Cuando Tarmo Dakauskas se puso de pie, resultó ser más bajo de lo que había calculado, aunque, en contrapartida, era mucho más fornido de lo que a primera vista me pareció. «Vamos allá», y sonrió como pudo. A esas alturas, ya no me preguntaba si su cara era fea o cómica; sencillamente, era una cara que no le gustaría tener a nadie, sin más exégesis.

Antes de salir, hizo la señal de la cruz ante el cuerpo del Penumbra. Lo entendí como una ironía, aunque en la expresión de Tarmo Dakauskas leí más bien una pesadumbre auténtica. En cualquier caso, supuse que en aquella cara las expresiones podían desvirtuarse como consecuencia de las peculiaridades de la cara en sí.

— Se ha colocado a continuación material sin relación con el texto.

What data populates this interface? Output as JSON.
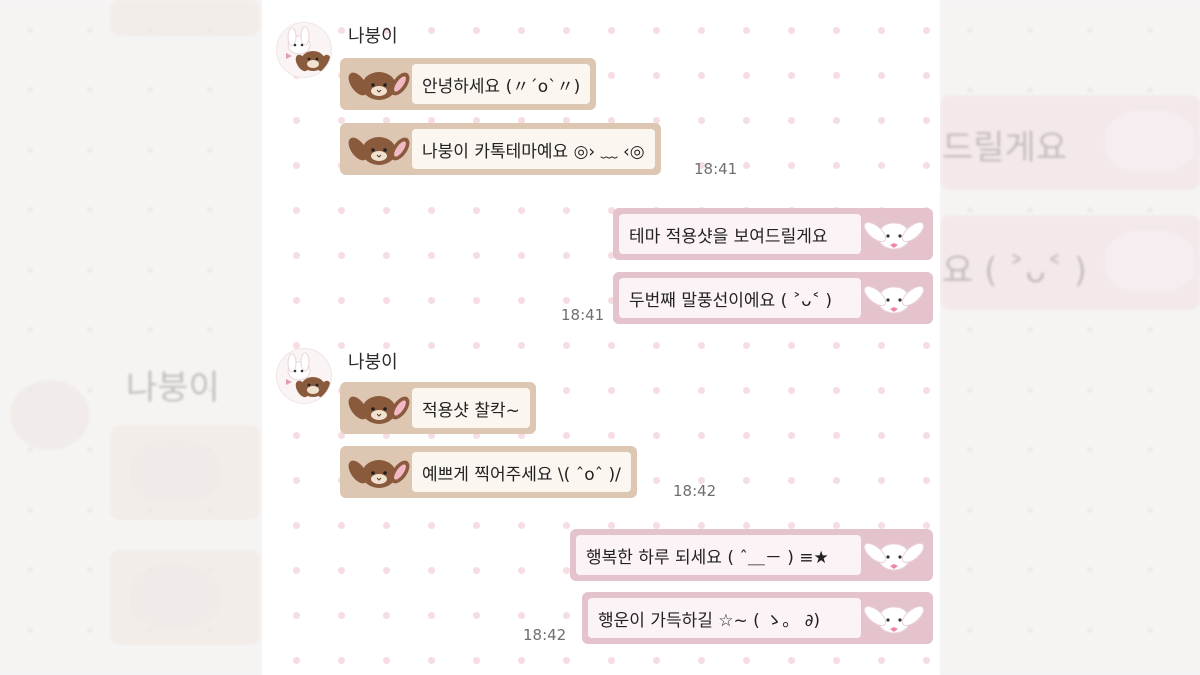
{
  "chat": {
    "groups": [
      {
        "sender": "나붕이",
        "messages": [
          {
            "text": "안녕하세요 (〃ˊoˋ〃)"
          },
          {
            "text": "나붕이 카톡테마예요 ◎› ﹏ ‹◎",
            "time": "18:41"
          }
        ]
      },
      {
        "sender": "me",
        "messages": [
          {
            "text": "테마 적용샷을 보여드릴게요"
          },
          {
            "text": "두번째 말풍선이에요 ( ˃ᴗ˂ )",
            "time": "18:41"
          }
        ]
      },
      {
        "sender": "나붕이",
        "messages": [
          {
            "text": "적용샷 찰칵~"
          },
          {
            "text": "예쁘게 찍어주세요 \\( ˆoˆ )/",
            "time": "18:42"
          }
        ]
      },
      {
        "sender": "me",
        "messages": [
          {
            "text": "행복한 하루 되세요 ( ˆ＿－ ) ≡★"
          },
          {
            "text": "행운이 가득하길 ☆~ ( ゝ。 ∂)",
            "time": "18:42"
          }
        ]
      }
    ]
  },
  "backdrop": {
    "left_name": "나붕이",
    "right_snippet_1": "드릴게요",
    "right_snippet_2": "요 ( ˃ᴗ˂ )"
  },
  "colors": {
    "incoming_bubble": "#ddc6b2",
    "outgoing_bubble": "#e4c3cc",
    "pattern_dot": "#f6dde2"
  },
  "icons": {
    "profile": "bunny-pair-avatar",
    "incoming_badge": "brown-bunny-face",
    "outgoing_badge": "white-bunny-face"
  }
}
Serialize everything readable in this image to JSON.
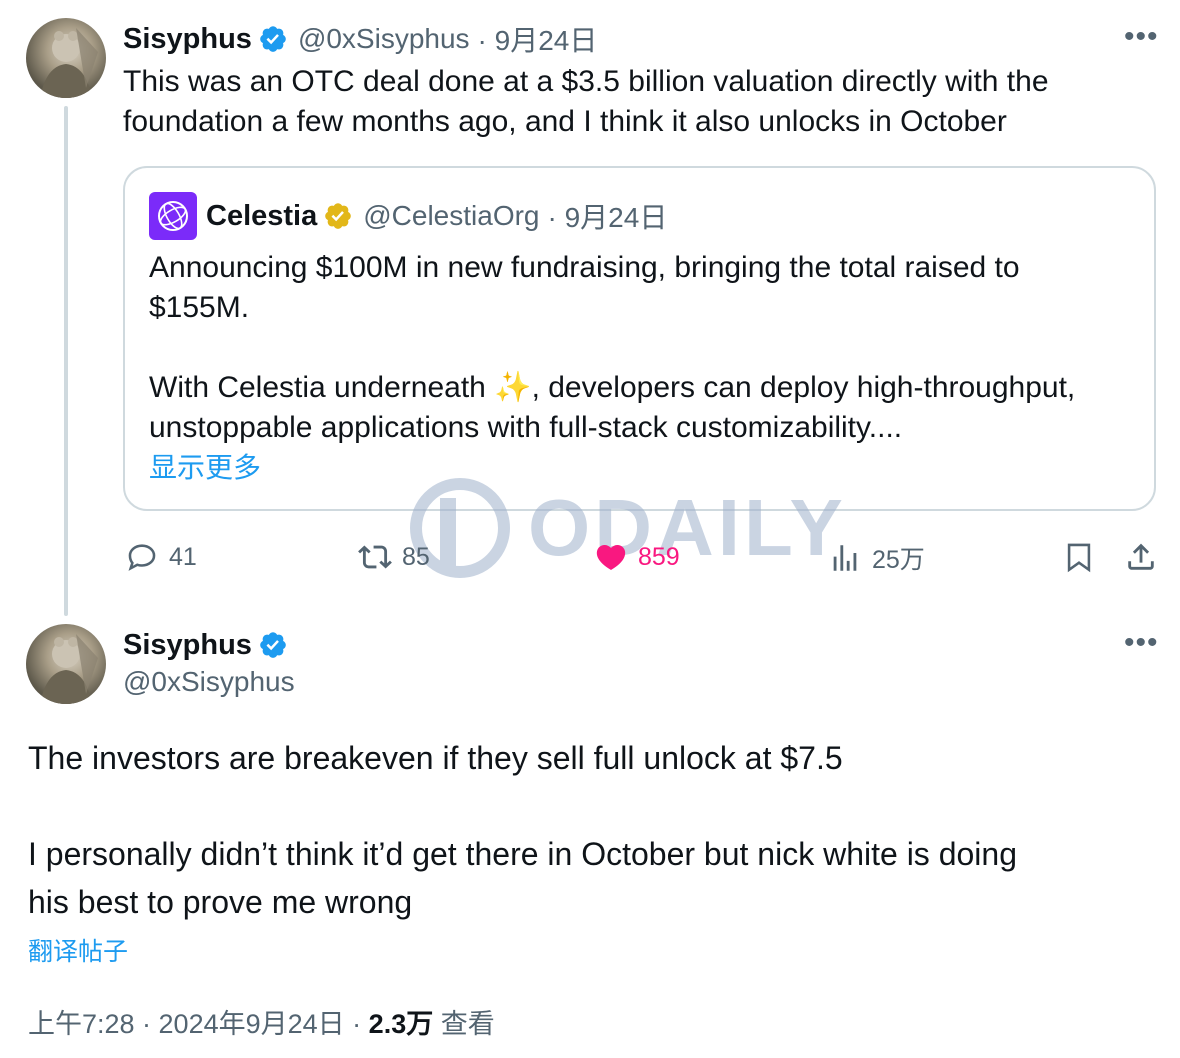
{
  "tweet1": {
    "name": "Sisyphus",
    "handle": "@0xSisyphus",
    "date": "· 9月24日",
    "more": "•••",
    "text_line1": "This was an OTC deal done at a $3.5 billion valuation directly with the",
    "text_line2": "foundation a few months ago, and I think it also unlocks in October"
  },
  "quote": {
    "name": "Celestia",
    "handle": "@CelestiaOrg",
    "date": "· 9月24日",
    "line1": "Announcing $100M in new fundraising, bringing the total raised to",
    "line2": "$155M.",
    "line3a": "With Celestia underneath ",
    "emoji": "✨",
    "line3b": ", developers can deploy high-throughput,",
    "line4": "unstoppable applications with full-stack customizability....",
    "show_more": "显示更多"
  },
  "actions": {
    "replies": "41",
    "reposts": "85",
    "likes": "859",
    "views": "25万"
  },
  "watermark": {
    "text": "ODAILY"
  },
  "tweet2": {
    "name": "Sisyphus",
    "handle": "@0xSisyphus",
    "more": "•••",
    "para1": "The investors are breakeven if they sell full unlock at $7.5",
    "para2_line1": "I personally didn’t think it’d get there in October but nick white is doing",
    "para2_line2": "his best to prove me wrong",
    "translate": "翻译帖子",
    "time": "上午7:28 · 2024年9月24日 ·",
    "views_count": "2.3万",
    "views_label": "查看"
  },
  "colors": {
    "accent": "#1d9bf0",
    "like": "#f91880",
    "muted": "#536471",
    "gold": "#e2b719",
    "celestia_purple": "#7b2bf9"
  }
}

Por el camino, me ofreció una revelación: «No sé si hago bien en decírselo, pero tampoco sé si haría bien no diciéndoselo…». Y los puntos suspensivos fueron muchos. «En fin, creo que se lo diré: su padre murió envenenado por Abdel Bari.» Un antiguo dolor volvió a su fuente originaria, volvió a manar: asumes una muerte en relación con una causa concreta; si luego te enteras de que esa causa es falsa, parece como si esa muerte acabase de ocurrir, así ocurriese en un tiempo remoto. «Le suministró un veneno de efecto retardado, aunque fulminante. Tengo entendido que sufrió, ¿verdad?» Cuando varios tropeles de pensamientos y de sentimientos desordenados acuden a la vez a tu cabeza, todo ese magma forma una especie de engendro bicéfalo: a) un pensamiento vacío que, a pesar de estar vacío, no deja de ser pensamiento; b) un sentimiento indefinido que compendia todos los malos sentimientos posibles, con todos sus matices posibles.

«Después de la muerte de Abdel Bari hubo que poner un poco de orden en su casa, porque un idiota puede guardar documentos que impliquen a inocentes. Entre otras muchas imprudencias, apareció un cuaderno en el que aquel demente se había entretenido en llevar un registro de todas sus víctimas: nombre, nacionalidad, ocupación, edad aproximada, una breve descripción física, la persona que le encargó el sacrificio -en el caso de que el propio Abdel Bari no la hubiese liquidado por su cuenta- y, finalmente, el combinado venenoso con que la mandó al infierno, si me disculpa usted la expresión. Allí estaba la ficha de su padre. Y las de unas cincuenta personas más. Toda una leyenda tóxica nuestro Abdel Bari…» Le pregunté si en la anotación correspondiente a mi padre aparecía el nombre de la persona que ordenó su envenenamiento. «Sí. Pero no va a gustarle oír ese nombre: Sam Benítez.»